Positive Test Results End The Dreams Of Two Top Olympic PGA Golfers

Americans have been force-fed the narrative that the vaccines for COVID-19 work. That they are over 99% effective in combating the virus. Then why are we having such issues with people testing positive for the virus even though they are vaccinated? Now there have been two instances of two prime candidates that could have won the gold being dismissed due to positive test results for COVID-19.

We’ve seen this precedent against covid positive results before when Spanish golfer Jon Rahm, who tested positive for COVID-19 last month, was removed during a PGA tournament where he was leading. Even now Rahm tested positive for the virus again and has been removed from competing in the Tokyo Olympics.

Rahm was forced to withdraw from the Memorial Tournament, hosted by golf legend Jack Nicklaus, on June 5 after he tested positive for COVID-19. At the time, Rahm was leading the tournament by six strokes, a lead that often holds up with just 18 holes left to play on the final day. The winner’s share of the purse was $1,674,000.

“I’m very disappointed in having to withdraw from the Memorial Tournament,” he said in a statement posted on Twitter last month. “This is one of those things that happens in life, one of those moments where how we respond to a setback defines us as people. I’m very thankful that my family and I are all OK.”

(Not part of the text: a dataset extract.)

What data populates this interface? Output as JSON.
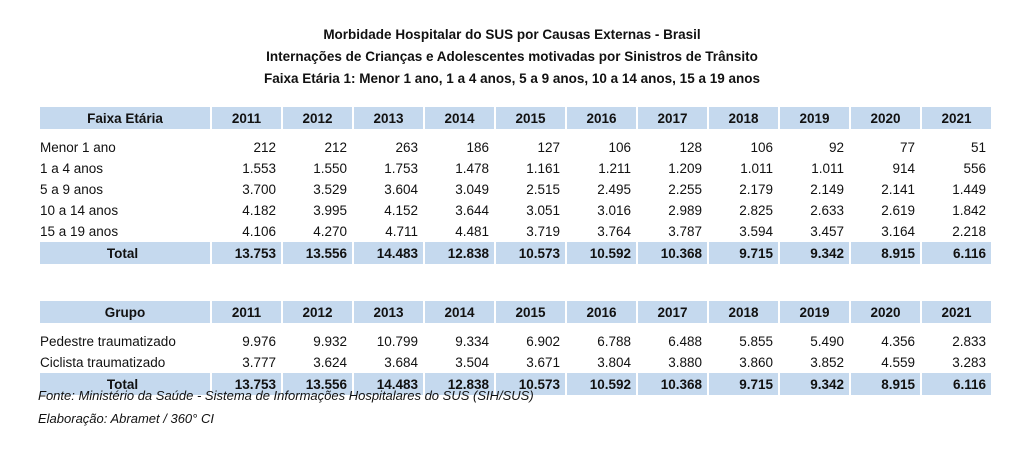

The PGA Tour said Rahm was “placed in contact tracing protocols on Monday after officials learned he had been in close contact with someone who was Covid-19 positive,” CNN reported. “Rahm elected to remain in the tournament and undergo daily testing and have restricted access to indoor facilities at Muirfield Village Golf Club in Dublin, Ohio.”

Rahm never had any symptoms and was clearly not affected physically, and he bested other top players like Jordan Spieth, Rory McIlroy, Rickie Fowler, and Bryson DeChambeau.

American Bryson DeChambeau has also tested positive and has been removed from competing for the gold medal in the Tokyo Olympics.

“I am deeply disappointed not to be able to compete in the Olympics for Team USA,” DeChambeau said in a statement. “Representing my country means the world to me and it was a tremendous honor to make this team. I wish Team USA the best of luck next week in Tokyo. I will now focus on getting healthy, and I look forward to returning to competition once I am cleared to do so.”

The U.S. team replaced DeChambeau with Patrick Reed, who is set to undergo testing Sunday and Monday before heading to Tokyo, joining Justin Thomas, Collin Morikawa, and Xander Schauffele on the four-man U.S team. The first round of the men’s tournament at the Kasumigaseki Country Club is set for Thursday.